Pas de prédicateur bruyant cette nuit, seulement un âne qui s’exprime sur le matin.
Des sortes de colibris vifs et colorés font trembler les grandes
fleurs rouges de l’ibiscus voisin. Nous prenons un copieux petit déjeuner avec
omelette sous la véranda car la pluie commence à tomber.
Nous changeons deux billets de 100 birrs en petites coupures
de 1 birr, et achetons 3 couvertures en prévision du camping à venir (200 birrs
= 8 € pièce)
Jamais nous n’avons vu autant de troupeaux de zébus sur la
route qu’ils occupent placidement. Des bergers jeunes portent différents outils
dont des sagaies et souvent un appuie-tête qui leur sert parfois de tabouret. Des ruches de forme
allongée en bois tressé sont suspendues aux arbres.
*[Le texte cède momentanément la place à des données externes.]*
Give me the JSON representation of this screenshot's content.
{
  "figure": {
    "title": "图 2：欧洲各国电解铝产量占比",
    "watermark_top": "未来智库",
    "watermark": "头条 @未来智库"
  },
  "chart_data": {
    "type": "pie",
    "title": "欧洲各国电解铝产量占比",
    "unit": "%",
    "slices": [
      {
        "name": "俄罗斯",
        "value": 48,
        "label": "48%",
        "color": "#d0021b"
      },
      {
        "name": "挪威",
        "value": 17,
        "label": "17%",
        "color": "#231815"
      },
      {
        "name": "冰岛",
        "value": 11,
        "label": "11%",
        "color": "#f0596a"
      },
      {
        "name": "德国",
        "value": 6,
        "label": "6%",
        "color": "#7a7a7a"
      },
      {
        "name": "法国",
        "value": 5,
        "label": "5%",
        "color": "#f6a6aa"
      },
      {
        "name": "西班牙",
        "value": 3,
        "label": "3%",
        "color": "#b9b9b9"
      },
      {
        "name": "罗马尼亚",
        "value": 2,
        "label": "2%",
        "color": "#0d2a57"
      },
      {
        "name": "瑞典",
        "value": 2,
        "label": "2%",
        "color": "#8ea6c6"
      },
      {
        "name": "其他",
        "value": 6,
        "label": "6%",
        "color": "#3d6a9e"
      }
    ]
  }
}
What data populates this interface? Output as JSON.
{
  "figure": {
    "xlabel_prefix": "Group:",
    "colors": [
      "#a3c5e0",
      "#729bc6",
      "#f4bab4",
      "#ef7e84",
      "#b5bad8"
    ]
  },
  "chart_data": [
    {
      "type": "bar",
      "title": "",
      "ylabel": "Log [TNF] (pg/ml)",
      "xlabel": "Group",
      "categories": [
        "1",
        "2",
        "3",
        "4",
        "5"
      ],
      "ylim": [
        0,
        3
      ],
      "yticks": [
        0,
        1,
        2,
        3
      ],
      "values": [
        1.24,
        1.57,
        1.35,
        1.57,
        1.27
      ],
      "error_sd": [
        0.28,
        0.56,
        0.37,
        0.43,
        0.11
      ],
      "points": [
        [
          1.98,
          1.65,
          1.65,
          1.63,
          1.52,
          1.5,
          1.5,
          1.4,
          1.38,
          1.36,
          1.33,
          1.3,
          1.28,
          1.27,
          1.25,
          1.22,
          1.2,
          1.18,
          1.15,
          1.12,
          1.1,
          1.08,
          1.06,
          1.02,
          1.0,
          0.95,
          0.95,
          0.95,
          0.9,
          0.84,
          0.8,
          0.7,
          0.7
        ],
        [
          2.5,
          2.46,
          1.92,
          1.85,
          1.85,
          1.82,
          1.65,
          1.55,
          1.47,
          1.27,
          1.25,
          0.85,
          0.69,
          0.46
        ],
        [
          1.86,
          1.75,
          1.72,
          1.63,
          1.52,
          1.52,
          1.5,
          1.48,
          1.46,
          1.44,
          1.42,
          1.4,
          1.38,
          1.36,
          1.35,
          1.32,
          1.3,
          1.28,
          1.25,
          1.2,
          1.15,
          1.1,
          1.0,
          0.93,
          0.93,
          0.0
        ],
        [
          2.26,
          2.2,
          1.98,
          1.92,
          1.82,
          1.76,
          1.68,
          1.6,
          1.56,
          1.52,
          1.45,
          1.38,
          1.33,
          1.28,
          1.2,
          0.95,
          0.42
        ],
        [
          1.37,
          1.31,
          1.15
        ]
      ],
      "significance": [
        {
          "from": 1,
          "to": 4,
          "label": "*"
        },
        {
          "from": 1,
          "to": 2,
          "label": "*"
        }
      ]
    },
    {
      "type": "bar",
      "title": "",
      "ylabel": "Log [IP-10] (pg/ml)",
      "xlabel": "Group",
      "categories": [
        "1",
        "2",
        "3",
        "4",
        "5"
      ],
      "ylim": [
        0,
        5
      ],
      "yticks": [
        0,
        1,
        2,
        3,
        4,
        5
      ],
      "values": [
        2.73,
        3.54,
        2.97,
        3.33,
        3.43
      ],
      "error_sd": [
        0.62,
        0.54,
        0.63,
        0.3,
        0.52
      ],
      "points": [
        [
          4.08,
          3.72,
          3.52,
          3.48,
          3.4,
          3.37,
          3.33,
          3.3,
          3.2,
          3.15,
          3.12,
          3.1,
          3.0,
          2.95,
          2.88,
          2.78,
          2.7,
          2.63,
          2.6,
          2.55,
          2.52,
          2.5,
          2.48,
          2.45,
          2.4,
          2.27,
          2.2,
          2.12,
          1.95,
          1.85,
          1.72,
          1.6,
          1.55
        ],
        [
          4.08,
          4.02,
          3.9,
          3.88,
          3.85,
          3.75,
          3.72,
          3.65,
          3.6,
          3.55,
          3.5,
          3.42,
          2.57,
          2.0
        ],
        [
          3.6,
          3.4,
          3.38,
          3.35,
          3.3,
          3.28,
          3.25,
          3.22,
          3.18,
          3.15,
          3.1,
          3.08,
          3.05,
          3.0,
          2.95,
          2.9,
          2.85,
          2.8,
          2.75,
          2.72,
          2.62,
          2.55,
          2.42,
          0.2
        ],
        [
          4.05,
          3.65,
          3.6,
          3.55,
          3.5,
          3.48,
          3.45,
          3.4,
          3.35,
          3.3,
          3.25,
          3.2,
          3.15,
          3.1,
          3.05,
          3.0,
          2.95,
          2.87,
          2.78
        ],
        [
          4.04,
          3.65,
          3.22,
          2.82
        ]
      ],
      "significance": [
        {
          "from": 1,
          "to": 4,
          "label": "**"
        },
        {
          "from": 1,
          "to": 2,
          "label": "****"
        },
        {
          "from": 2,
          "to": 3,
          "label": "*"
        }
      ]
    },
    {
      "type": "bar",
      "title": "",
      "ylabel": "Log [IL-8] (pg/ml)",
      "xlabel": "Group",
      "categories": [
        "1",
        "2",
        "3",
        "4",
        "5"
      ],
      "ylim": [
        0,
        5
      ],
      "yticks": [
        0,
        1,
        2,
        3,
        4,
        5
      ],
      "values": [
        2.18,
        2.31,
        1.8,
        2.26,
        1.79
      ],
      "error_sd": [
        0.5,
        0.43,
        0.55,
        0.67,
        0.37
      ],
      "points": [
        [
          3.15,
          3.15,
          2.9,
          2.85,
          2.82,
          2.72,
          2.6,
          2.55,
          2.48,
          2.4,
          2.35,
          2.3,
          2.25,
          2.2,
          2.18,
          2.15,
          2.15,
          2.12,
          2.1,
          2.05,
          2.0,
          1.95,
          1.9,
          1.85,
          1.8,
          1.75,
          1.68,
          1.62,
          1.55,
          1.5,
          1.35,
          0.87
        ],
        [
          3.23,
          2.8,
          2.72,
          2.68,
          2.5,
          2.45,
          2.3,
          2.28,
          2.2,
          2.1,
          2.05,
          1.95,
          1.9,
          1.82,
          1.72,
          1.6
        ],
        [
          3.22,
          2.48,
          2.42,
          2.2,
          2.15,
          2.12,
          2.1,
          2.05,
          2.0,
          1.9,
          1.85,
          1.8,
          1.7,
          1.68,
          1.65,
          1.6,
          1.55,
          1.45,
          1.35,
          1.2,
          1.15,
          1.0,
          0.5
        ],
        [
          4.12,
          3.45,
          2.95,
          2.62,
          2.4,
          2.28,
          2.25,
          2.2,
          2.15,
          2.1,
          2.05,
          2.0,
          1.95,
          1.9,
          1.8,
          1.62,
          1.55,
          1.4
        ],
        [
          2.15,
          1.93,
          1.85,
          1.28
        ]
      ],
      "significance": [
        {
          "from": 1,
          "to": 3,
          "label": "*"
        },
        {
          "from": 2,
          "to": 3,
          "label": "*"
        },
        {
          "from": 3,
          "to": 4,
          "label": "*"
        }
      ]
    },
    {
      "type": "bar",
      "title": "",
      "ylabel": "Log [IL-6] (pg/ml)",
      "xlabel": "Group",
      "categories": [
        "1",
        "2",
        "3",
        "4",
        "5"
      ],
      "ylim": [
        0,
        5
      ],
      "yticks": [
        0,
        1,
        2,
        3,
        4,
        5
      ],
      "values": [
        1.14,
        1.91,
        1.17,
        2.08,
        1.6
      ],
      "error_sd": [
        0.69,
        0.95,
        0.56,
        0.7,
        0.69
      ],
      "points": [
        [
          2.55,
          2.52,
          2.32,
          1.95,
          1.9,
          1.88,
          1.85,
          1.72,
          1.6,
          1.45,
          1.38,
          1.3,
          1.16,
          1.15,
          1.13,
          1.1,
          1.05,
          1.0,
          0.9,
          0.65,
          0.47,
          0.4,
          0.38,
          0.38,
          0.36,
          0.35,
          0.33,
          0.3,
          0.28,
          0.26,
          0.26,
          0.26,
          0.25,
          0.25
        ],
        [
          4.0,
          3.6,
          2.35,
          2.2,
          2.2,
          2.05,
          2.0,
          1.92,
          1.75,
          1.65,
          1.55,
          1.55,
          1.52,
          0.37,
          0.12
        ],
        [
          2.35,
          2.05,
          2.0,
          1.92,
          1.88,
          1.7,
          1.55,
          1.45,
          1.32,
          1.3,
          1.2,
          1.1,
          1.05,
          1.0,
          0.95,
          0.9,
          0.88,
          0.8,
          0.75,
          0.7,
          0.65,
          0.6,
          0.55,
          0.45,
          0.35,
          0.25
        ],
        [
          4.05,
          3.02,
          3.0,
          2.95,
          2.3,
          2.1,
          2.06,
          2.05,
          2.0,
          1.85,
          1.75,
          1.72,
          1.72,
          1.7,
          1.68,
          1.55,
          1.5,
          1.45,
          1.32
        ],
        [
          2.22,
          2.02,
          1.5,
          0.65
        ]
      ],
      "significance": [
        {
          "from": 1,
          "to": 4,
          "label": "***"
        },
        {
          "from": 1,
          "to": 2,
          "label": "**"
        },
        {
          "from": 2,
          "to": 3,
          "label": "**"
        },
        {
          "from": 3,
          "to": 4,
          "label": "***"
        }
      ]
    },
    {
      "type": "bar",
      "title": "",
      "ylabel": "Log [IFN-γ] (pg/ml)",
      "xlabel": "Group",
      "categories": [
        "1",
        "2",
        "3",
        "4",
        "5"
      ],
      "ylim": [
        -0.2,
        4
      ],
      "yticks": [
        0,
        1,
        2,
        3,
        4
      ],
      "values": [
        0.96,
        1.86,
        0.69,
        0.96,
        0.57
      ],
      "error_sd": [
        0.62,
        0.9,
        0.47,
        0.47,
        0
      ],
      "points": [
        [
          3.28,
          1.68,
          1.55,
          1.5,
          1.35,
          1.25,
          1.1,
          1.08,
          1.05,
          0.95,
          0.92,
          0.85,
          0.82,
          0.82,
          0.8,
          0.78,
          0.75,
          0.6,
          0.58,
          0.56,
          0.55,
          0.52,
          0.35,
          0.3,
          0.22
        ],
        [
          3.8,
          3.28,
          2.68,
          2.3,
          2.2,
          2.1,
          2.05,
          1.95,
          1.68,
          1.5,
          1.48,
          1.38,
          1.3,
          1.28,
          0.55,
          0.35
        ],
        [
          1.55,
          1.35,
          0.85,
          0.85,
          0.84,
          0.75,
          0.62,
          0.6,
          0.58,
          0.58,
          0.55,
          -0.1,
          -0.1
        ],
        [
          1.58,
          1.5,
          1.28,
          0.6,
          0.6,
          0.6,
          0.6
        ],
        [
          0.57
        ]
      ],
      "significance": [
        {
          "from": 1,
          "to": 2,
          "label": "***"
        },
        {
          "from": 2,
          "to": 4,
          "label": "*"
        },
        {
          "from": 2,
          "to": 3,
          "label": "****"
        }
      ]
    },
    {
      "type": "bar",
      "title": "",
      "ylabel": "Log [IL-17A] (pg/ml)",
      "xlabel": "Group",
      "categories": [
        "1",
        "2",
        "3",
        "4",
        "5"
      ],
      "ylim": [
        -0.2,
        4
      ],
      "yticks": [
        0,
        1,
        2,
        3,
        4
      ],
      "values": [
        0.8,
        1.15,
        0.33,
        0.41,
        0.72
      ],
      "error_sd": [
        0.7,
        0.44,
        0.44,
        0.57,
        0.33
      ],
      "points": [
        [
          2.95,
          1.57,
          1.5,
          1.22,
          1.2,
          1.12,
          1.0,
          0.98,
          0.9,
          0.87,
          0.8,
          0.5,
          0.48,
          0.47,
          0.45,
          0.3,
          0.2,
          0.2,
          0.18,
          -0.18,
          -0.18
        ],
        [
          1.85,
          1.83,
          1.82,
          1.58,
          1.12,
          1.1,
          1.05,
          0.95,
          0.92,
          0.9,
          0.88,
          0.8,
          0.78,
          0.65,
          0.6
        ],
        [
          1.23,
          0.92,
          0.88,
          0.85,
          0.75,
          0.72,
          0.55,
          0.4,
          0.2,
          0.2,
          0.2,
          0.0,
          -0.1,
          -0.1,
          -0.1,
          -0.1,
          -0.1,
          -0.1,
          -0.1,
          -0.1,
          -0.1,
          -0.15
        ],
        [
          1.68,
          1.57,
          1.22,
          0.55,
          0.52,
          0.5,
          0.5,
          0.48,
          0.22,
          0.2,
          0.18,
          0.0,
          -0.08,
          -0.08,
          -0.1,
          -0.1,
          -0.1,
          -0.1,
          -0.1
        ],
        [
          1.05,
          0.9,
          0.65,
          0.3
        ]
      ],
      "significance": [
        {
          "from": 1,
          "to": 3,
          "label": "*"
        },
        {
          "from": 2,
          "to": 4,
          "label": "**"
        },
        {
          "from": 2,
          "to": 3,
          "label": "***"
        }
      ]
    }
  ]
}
En direction de Konso, la route cède la place souvent à la
piste et nous pouvons voir des ponts emportés par des crues imposant des
contournements.
Ici on cultive le sorgho rouge ou blanc. Pour protéger les
cultures des oiseaux, des enfants sont postés sur des plateformes en branches
et font claquer leur fronde d’un mouvement gracieux, tandis que d’autres y vont
de leur sifflet.
Certains arbres nous intriguent, les moringas dont il ne
reste que des gousses car leur feuillage est ramassé comme légume ou tisane
pour soigner l’hypertension et le diabète. Il parait qu’un homme doit en avoir
planté quatre pour prétendre à une épouse.
Nous traversons Konso
qu’on visitera plus tard mais nous pouvons déjà apprécier les toits de chaume à
deux étages semblables aux jupes des femmes avec leur petit volant à la taille
au dessus d’une jupe ample.
La pluie se met à tomber dans la montagne et nous cache le paysage. Crevaison.
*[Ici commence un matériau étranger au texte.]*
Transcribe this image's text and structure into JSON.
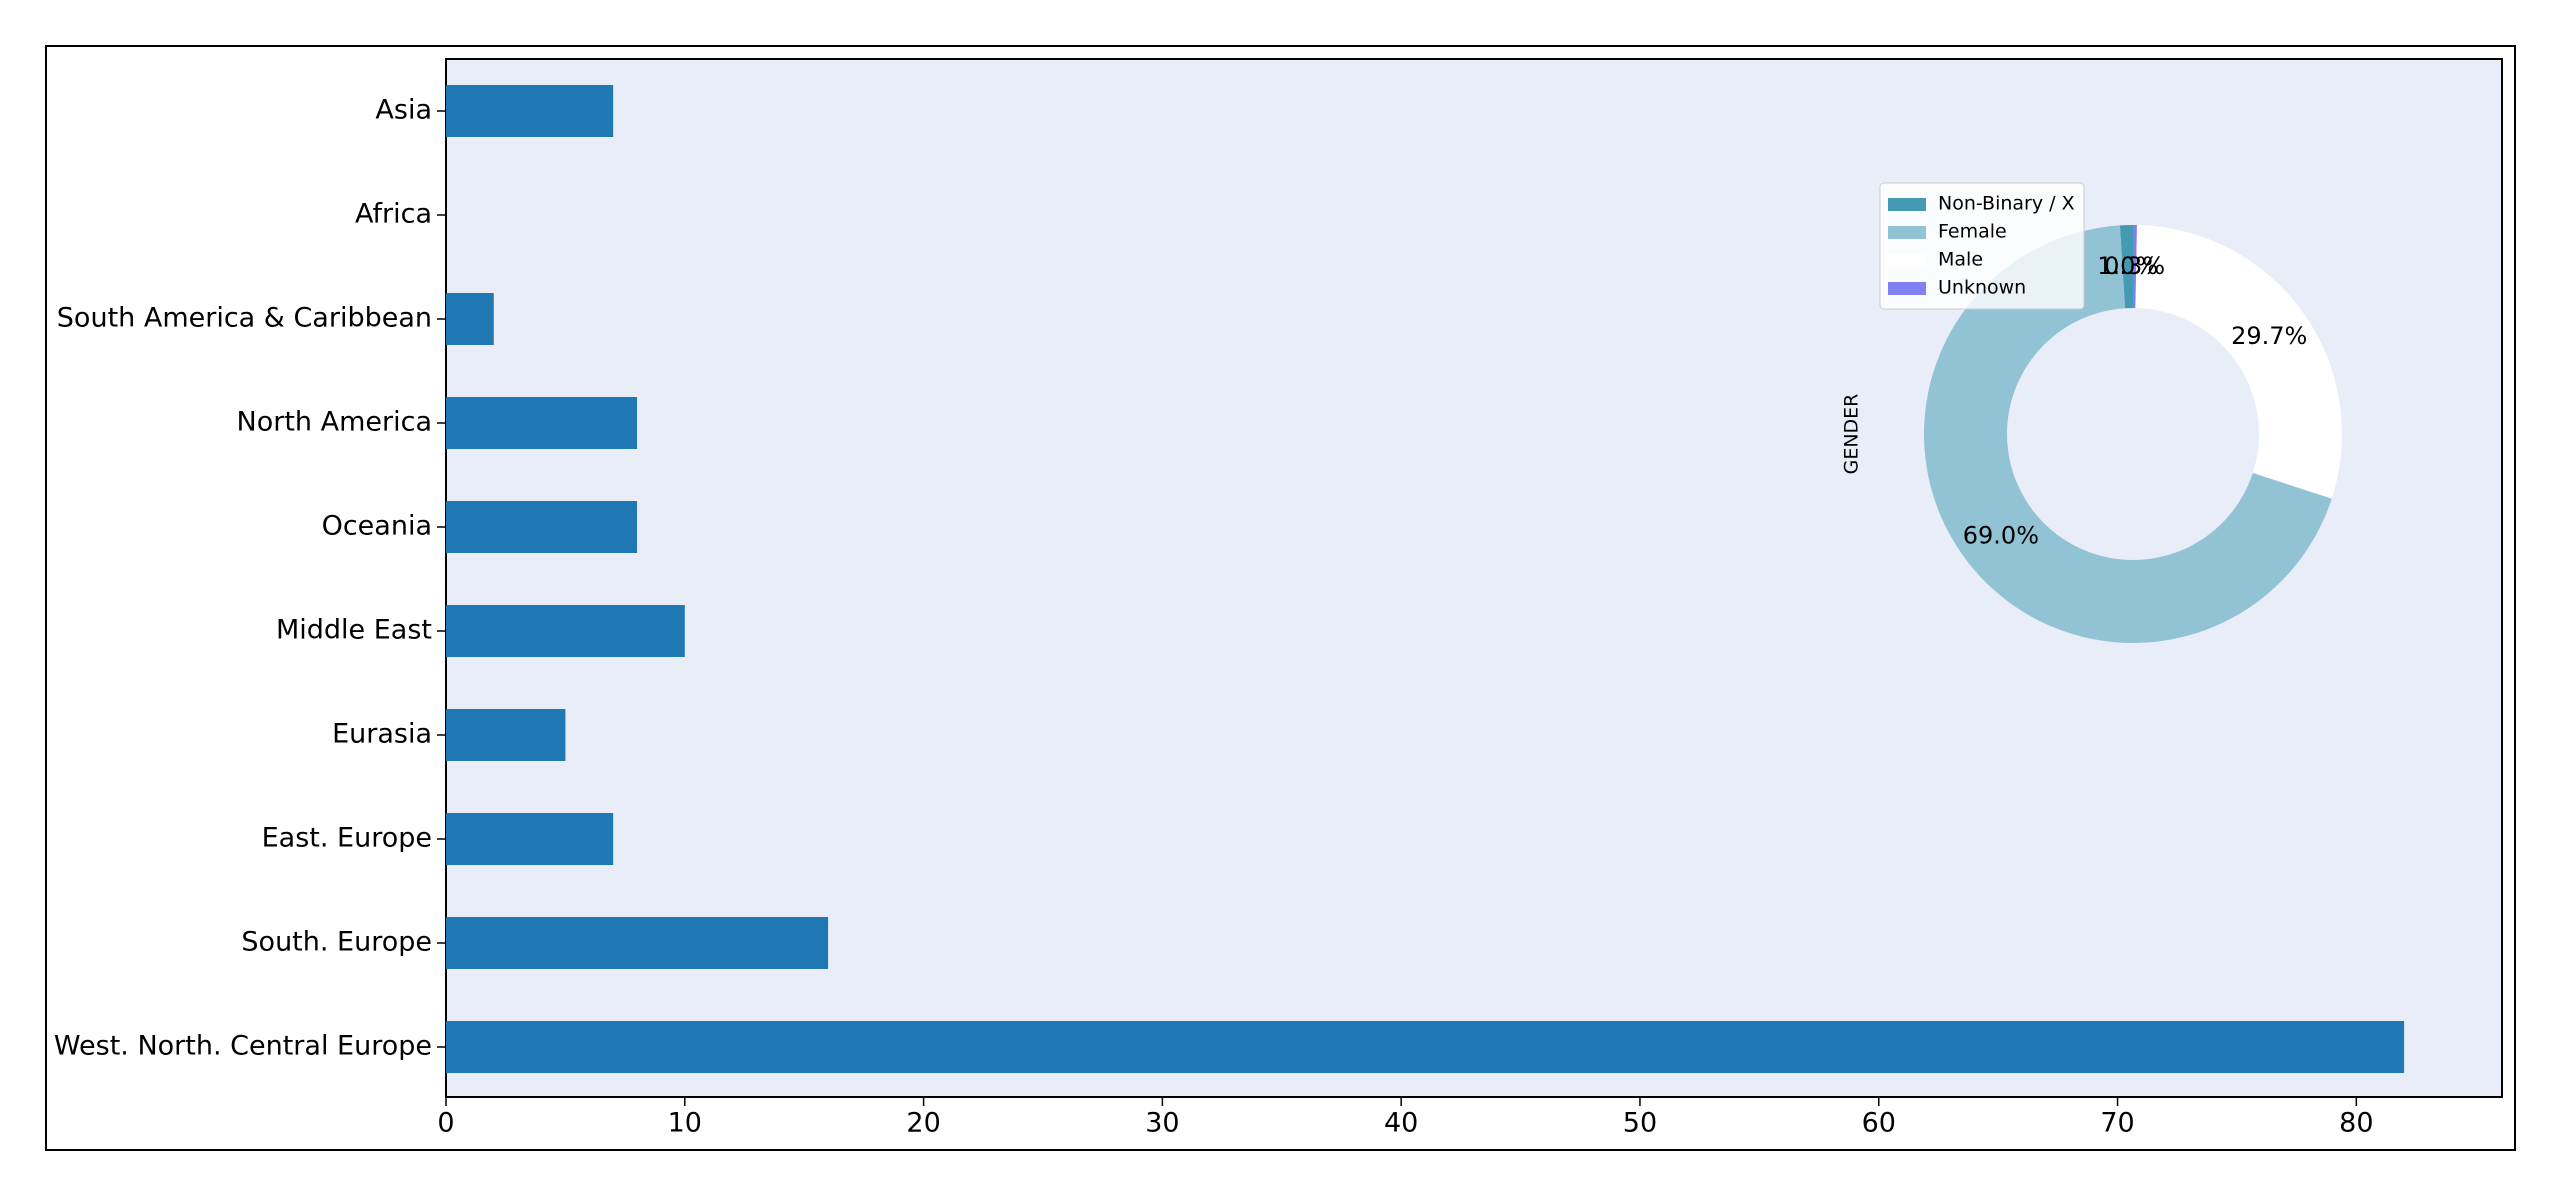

Nous faisons une halte à Key Afer où nous nous régalons de légumes et de viande de chèvre.
Nous en profitons pour négocier de bracelets de cuivre. Après la cérémonie du
café, le temps s’éclaircit.
Nous prenons une piste très praticable et nous croisons
quelques Bannas et Hamars surprenants. Le marché de Dimeka qui s’est prolongé à cause du temps, est extraordinaire non
pas pour ses étalages achalandés d’un peu de café, et de quelques oignons, mais
pour les costumes et l’apparence des clients et des marchands.
Les hommes portent un pagne plus court qu’une mini jupe, des
bijoux de perles et de cuivre, voire une clef de verrou en boucle d’oreille ou un
bracelet de montre en métal transformé en pendentif. Leur front est dégarni à l’arrière et ils portent une plume parfois
ou une calotte d’argile. Tous exposent des jambes magnifiques parfois peintes.
Les femmes portent des jupes en peau de vache rehaussée de
perles et coiffent leurs cheveux en tresses enduites d’une boue rouge composée
de beurre et d’argile. Les femmes mariées se distinguent par un collier inamovible
ressemblant à un collier d’esclave.
Bannas et Hamars sont « cousins » et les tribus
s’inter marient.
Chaque photo se négocie de 2 à 5 birrs. Nous sommes dans une
Afrique mythique, loin de notre civilisation et en même temps confrontés à des rapports où
l’argent est important.
Les chauffeurs s’esclaffent au récit d’une histoire
vécue par un de leur collègue.
« Celui-ci a eu
un accrochage avec un troupeau et téléphone à son patron:
- Paye la vache
et continue, lui dit-il.
- Mais ce n’est
pas une vache, mais 4 que j’ai tuées !
- Ma parole, tu
as conduit dans l’enclos ! »
Ce soir nous campons sous les manguiers. Nous prenons notre
repas aux bougies : pâtes à la sauce tomate et thon en boite, fruits…
l’une d’entre nous confond une lampe de poche avec la poivrière, mais grâce au
groupe électrogène nous avons le plaisir de boire une bière fraîche et de
recharger nos batteries d’appareil photos. La soirée est magnifique.
Nous ne sommes pas sûr de pouvoir visiter les Mursis qui se
sont révoltés car un camion a renversé une femme enceinte et l’a tuée. Son mari
réclamait qu’on lui livre le chauffeur pour se venger et la femme de celui-ci pour qu’elle
lui donne quatre enfants afin d'arriver aux sept qu’il souhaitait. La situation
se résoudra sans doute par de l’argent et le passage sur la route sera rétabli.